Merck & Co. has reportedly reached a settlement with several insurers regarding a 2023 court decision that rejected insurers’ attempts to invoke “hostile warlike action” exclusions in response to claims related to the 2017 NotPetya cyberattack. The terms of the settlement have not been disclosed, but Merck had initially sought $1.4 billion in damages, including lost revenue, due to the CryptoLocker attack impacting around 40,000 computers. The insurers had denied coverage based on a war exclusion, arguing that Russia launched NotPetya as part of its conflict with Ukraine. Last May, a New Jersey Appellate Division upheld a lower court ruling in favor of Merck’s reimbursement claim under its “all risks” property insurance policies.

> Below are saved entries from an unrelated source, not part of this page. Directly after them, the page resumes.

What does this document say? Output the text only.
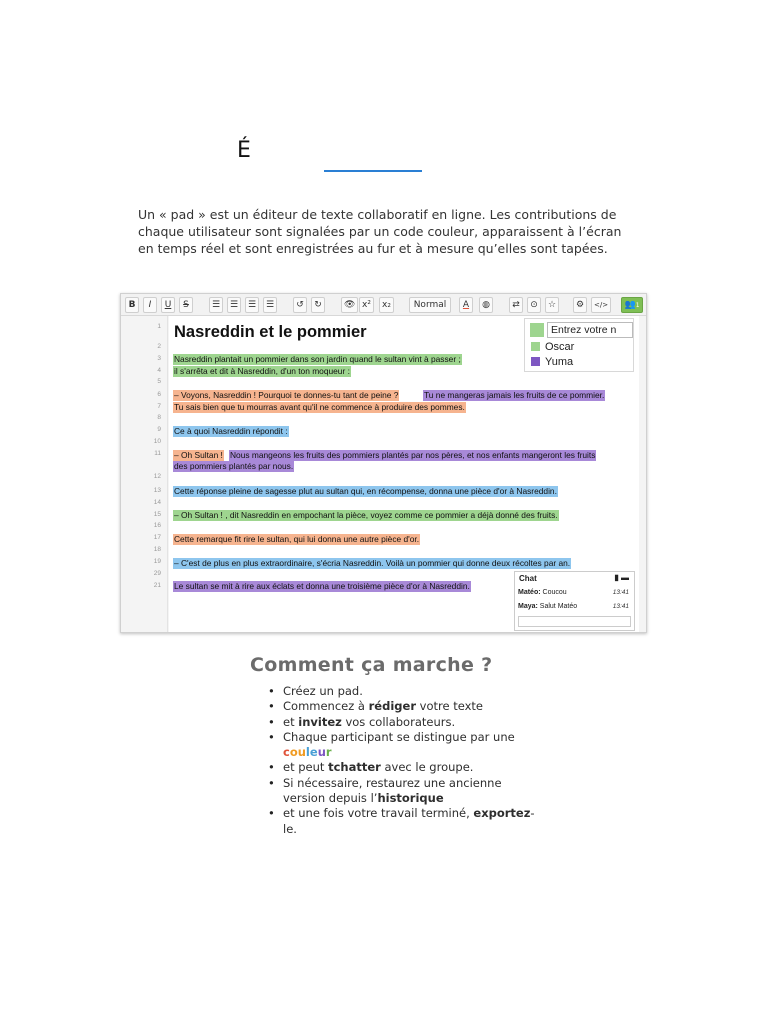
É

Un « pad » est un éditeur de texte collaboratif en ligne. Les contributions de chaque utilisateur sont signalées par un code couleur, apparaissent à l’écran en temps réel et sont enregistrées au fur et à mesure qu’elles sont tapées.

B	I	U	S	☰	☰	☰	☰	↺	↻	👁 x²	x₂	Normal	A	◍	⇄	⊙	☆	⚙	</>	👥1
1
2
3
4
5
6
7
8
9
10
11
12
13
14
15
16
17
18
19
29
21
Nasreddin et le pommier
Nasreddin plantait un pommier dans son jardin quand le sultan vint à passer ;
il s'arrêta et dit à Nasreddin, d'un ton moqueur :
– Voyons, Nasreddin ! Pourquoi te donnes-tu tant de peine ?	Tu ne mangeras jamais les fruits de ce pommier.
Tu sais bien que tu mourras avant qu'il ne commence à produire des pommes.
Ce à quoi Nasreddin répondit :
– Oh Sultan ! Nous mangeons les fruits des pommiers plantés par nos pères, et nos enfants mangeront les fruits
des pommiers plantés par nous.
Cette réponse pleine de sagesse plut au sultan qui, en récompense, donna une pièce d'or à Nasreddin.
– Oh Sultan ! , dit Nasreddin en empochant la pièce, voyez comme ce pommier a déjà donné des fruits.
Cette remarque fit rire le sultan, qui lui donna une autre pièce d'or.
– C'est de plus en plus extraordinaire, s'écria Nasreddin. Voilà un pommier qui donne deux récoltes par an.
Le sultan se mit à rire aux éclats et donna une troisième pièce d'or à Nasreddin.
Entrez votre n
Oscar
Yuma
Chat	▮ ▬
Matéo: Coucou	13:41
Maya: Salut Matéo	13:41
Comment ça marche ?
• Créez un pad.
• Commencez à rédiger votre texte
• et invitez vos collaborateurs.
• Chaque participant se distingue par une
couleur
• et peut tchatter avec le groupe.
• Si nécessaire, restaurez une ancienne version depuis l’historique
• et une fois votre travail terminé, exportez-le.
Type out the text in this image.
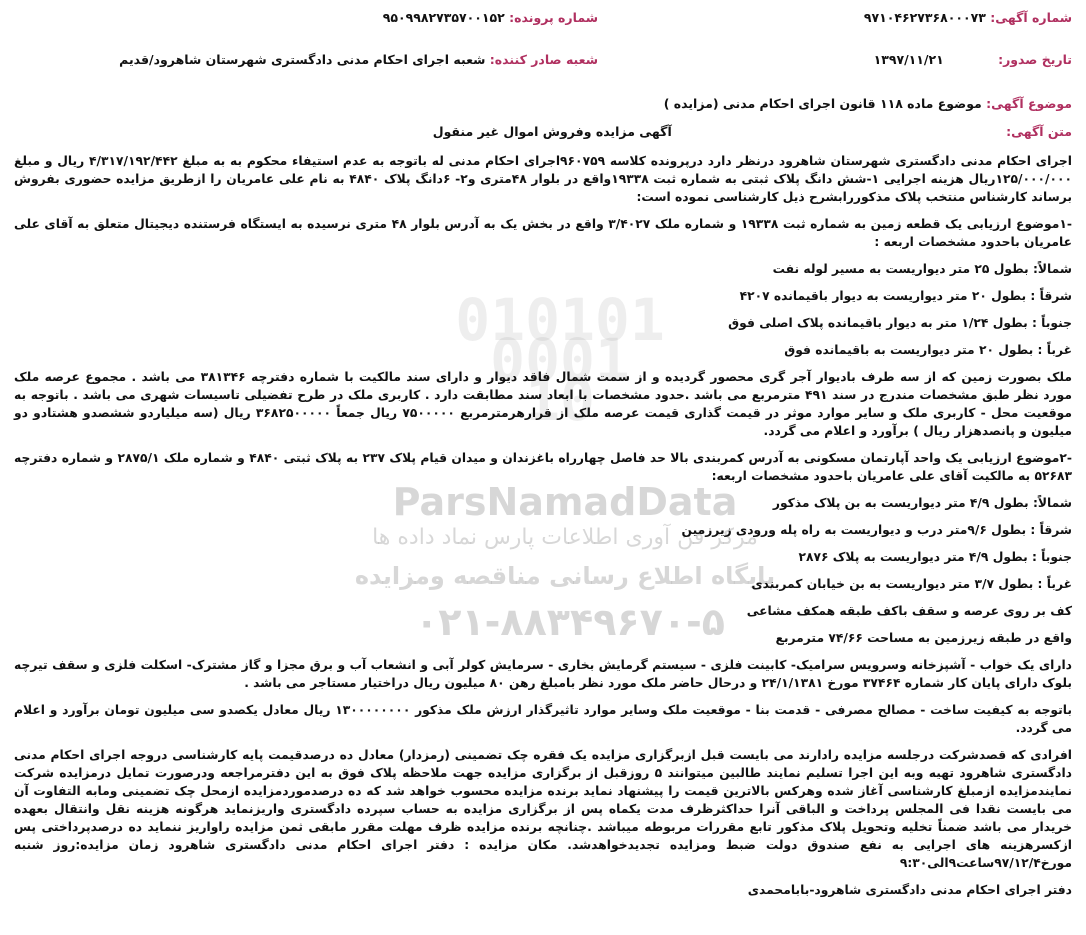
010101
0001
10
ParsNamadData
مرکز فن آوری اطلاعات پارس نماد داده ها
پایگاه اطلاع رسانی مناقصه ومزایده
۰۲۱-۸۸۳۴۹۶۷۰-۵
شماره آگهی: ۹۷۱۰۴۶۲۷۳۶۸۰۰۰۷۳
شماره پرونده: ۹۵۰۹۹۸۲۷۳۵۷۰۰۱۵۲
تاریخ صدور: ۱۳۹۷/۱۱/۲۱
شعبه صادر کننده: شعبه اجرای احکام مدنی دادگستری شهرستان شاهرود/قدیم
موضوع آگهی: موضوع ماده ۱۱۸ قانون اجرای احکام مدنی (مزایده )
متن آگهی: آگهی مزایده وفروش اموال غیر منقول

اجرای احکام مدنی دادگستری شهرستان شاهرود درنظر دارد درپرونده کلاسه ۹۶۰۷۵۹اجرای احکام مدنی له باتوجه به عدم استیفاء محکوم به به مبلغ ۴/۳۱۷/۱۹۲/۴۴۲ ریال و مبلغ ۱۲۵/۰۰۰/۰۰۰ریال هزینه اجرایی ۱-شش دانگ پلاک ثبتی به شماره ثبت ۱۹۳۳۸واقع در بلوار ۴۸متری و۲- ۶دانگ پلاک ۴۸۴۰ به نام علی عامریان را ازطریق مزایده حضوری بفروش برساند کارشناس منتخب پلاک مذکوررابشرح ذیل کارشناسی نموده است:

-۱موضوع ارزیابی یک قطعه زمین به شماره ثبت ۱۹۳۳۸ و شماره ملک ۳/۴۰۲۷ واقع در بخش یک به آدرس بلوار ۴۸ متری نرسیده به ایستگاه فرستنده دیجیتال متعلق به آقای علی عامریان باحدود مشخصات اربعه :

شمالاً: بطول ۲۵ متر دیواریست به مسیر لوله نفت

شرقاً : بطول ۲۰ متر دیواریست به دیوار باقیمانده ۴۲۰۷

جنوباً : بطول ۱/۲۴ متر به دیوار باقیمانده پلاک اصلی فوق

غرباً : بطول ۲۰ متر دیواریست به باقیمانده فوق

ملک بصورت زمین که از سه طرف بادیوار آجر گری محصور گردیده و از سمت شمال فاقد دیوار و دارای سند مالکیت با شماره دفترچه ۳۸۱۳۴۶ می باشد . مجموع عرصه ملک مورد نظر طبق مشخصات مندرج در سند ۴۹۱ مترمربع می باشد .حدود مشخصات با ابعاد سند مطابقت دارد . کاربری ملک در طرح تفضیلی تاسیسات شهری می باشد . باتوجه به موقعیت محل - کاربری ملک و سایر موارد موثر در قیمت گذاری قیمت عرصه ملک از قرارهرمترمربع ۷۵۰۰۰۰۰ ریال جمعاً ۳۶۸۲۵۰۰۰۰۰ ریال (سه میلیاردو ششصدو هشتادو دو میلیون و پانصدهزار ریال ) برآورد و اعلام می گردد.

-۲موضوع ارزیابی یک واحد آپارتمان مسکونی به آدرس کمربندی بالا حد فاصل چهارراه باغزندان و میدان قیام پلاک ۲۳۷ به پلاک ثبتی ۴۸۴۰ و شماره ملک ۲۸۷۵/۱ و شماره دفترچه ۵۲۶۸۳ به مالکیت آقای علی عامریان باحدود مشخصات اربعه:

شمالاً: بطول ۴/۹ متر دیواریست به بن پلاک مذکور

شرقاً : بطول ۹/۶متر درب و دیواریست به راه پله ورودی زیرزمین

جنوباً : بطول ۴/۹ متر دیواریست به پلاک ۲۸۷۶

غرباً : بطول ۳/۷ متر دیواریست به بن خیابان کمربندی

کف بر روی عرصه و سقف باکف طبقه همکف مشاعی

واقع در طبقه زیرزمین به مساحت ۷۴/۶۶ مترمربع

دارای یک خواب - آشپزخانه وسرویس سرامیک- کابینت فلزی - سیستم گرمایش بخاری - سرمایش کولر آبی و انشعاب آب و برق مجزا و گاز مشترک- اسکلت فلزی و سقف تیرچه بلوک دارای پایان کار شماره ۳۷۴۶۴ مورخ ۲۴/۱/۱۳۸۱ و درحال حاضر ملک مورد نظر بامبلغ رهن ۸۰ میلیون ریال دراختیار مستاجر می باشد .

باتوجه به کیفیت ساخت - مصالح مصرفی - قدمت بنا - موقعیت ملک وسایر موارد تاثیرگذار ارزش ملک مذکور ۱۳۰۰۰۰۰۰۰۰ ریال معادل یکصدو سی میلیون تومان برآورد و اعلام می گردد.

افرادی که قصدشرکت درجلسه مزایده رادارند می بایست قبل ازبرگزاری مزایده یک فقره چک تضمینی (رمزدار) معادل ده درصدقیمت پایه کارشناسی دروجه اجرای احکام مدنی دادگستری شاهرود تهیه وبه این اجرا تسلیم نمایند طالبین میتوانند ۵ روزقبل از برگزاری مزایده جهت ملاحظه پلاک فوق به این دفترمراجعه ودرصورت تمایل درمزایده شرکت نمایندمزایده ازمبلغ کارشناسی آغاز شده وهرکس بالاترین قیمت را پیشنهاد نماید برنده مزایده محسوب خواهد شد که ده درصدموردمزایده ازمحل چک تضمینی ومابه التفاوت آن می بایست نقدا فی المجلس پرداخت و الباقی آنرا حداکثرظرف مدت یکماه پس از برگزاری مزایده به حساب سپرده دادگستری واریزنماید هرگونه هزینه نقل وانتقال بعهده خریدار می باشد ضمناً تخلیه وتحویل پلاک مذکور تابع مقررات مربوطه میباشد .چنانچه برنده مزایده ظرف مهلت مقرر مابقی ثمن مزایده راواریز ننماید ده درصدپرداختی پس ازکسرهزینه های اجرایی به نفع صندوق دولت ضبط ومزایده تجدیدخواهدشد. مکان مزایده : دفتر اجرای احکام مدنی دادگستری شاهرود زمان مزایده:روز شنبه مورخ۹۷/۱۲/۴ساعت۹الی۹:۳۰

دفتر اجرای احکام مدنی دادگستری شاهرود-بابامحمدی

Several insurers, including Aspen Insurance UK Limited, National Union Fire Insurance Company of Pittsburgh, and HDI Global Insurance Company, had appealed the ruling and were set to present oral arguments to the New Jersey Supreme Court. However, the insurers opted to dismiss their appeals on Wednesday and sought to end the litigation. The settlement is seen as significant in upholding the appellate court’s decision that the “hostile/warlike exclusion” does not apply to Merck’s losses. The precedent established by the appellate court suggests that insurers will face challenges convincing courts that similar exclusions should apply to cyberattacks.

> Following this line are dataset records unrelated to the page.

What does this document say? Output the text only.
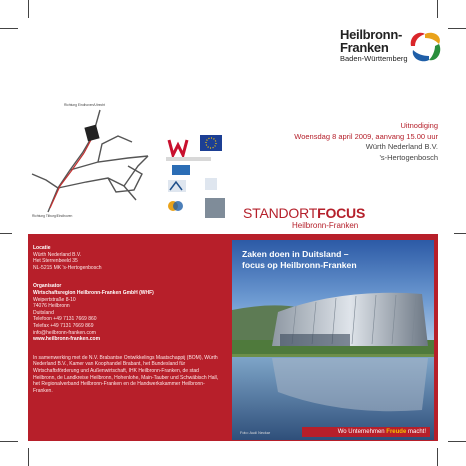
Heilbronn-
Franken
Baden-Württemberg
Richtung Eindhoven/Utrecht
Richtung Tilburg/Eindhoven
Uitnodiging
Woensdag 8 april 2009, aanvang 15.00 uur
Würth Nederland B.V.
's-Hertogenbosch
STANDORTFOCUS
Heilbronn-Franken
Locatie
Würth Nederland B.V.
Het Sterrenbeeld 35
NL-5215 MK 's-Hertogenbosch
Organisator
Wirtschaftsregion Heilbronn-Franken GmbH (WHF)
Weipertstraße 8-10
74076 Heilbronn
Duitsland
Telefoon +49 7131 7669 860
Telefax +49 7131 7669 869
info@heilbronn-franken.com
www.heilbronn-franken.com
In samenwerking met de N.V. Brabantse Ontwikkelings Maatschappij (BOM), Würth Nederland B.V., Kamer van Koophandel Brabant, het Bundesland für Wirtschaftsförderung und Außenwirtschaft, IHK Heilbronn-Franken, de stad Heilbronn, de Landkreise Heilbronn, Hohenlohe, Main-Tauber und Schwäbisch Hall, het Regionalverband Heilbronn-Franken en de Handwerkskammer Heilbronn-Franken.
Zaken doen in Duitsland –
focus op Heilbronn-Franken
Foto: Audi Neckar	Wo Unternehmen Freude macht!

The settlement’s details remain undisclosed, and both Merck and the insurers involved have yet to comment on the resolution. However, legal experts suggest that the insurers may have decided against pursuing further appeals due to the strong precedent set by the appellate court, making success on appeal unlikely. The case underscores the evolving landscape of insurance coverage in the face of cyber threats and the need for clarity on policy wordings in navigating cyber-related claims within the insurance industry.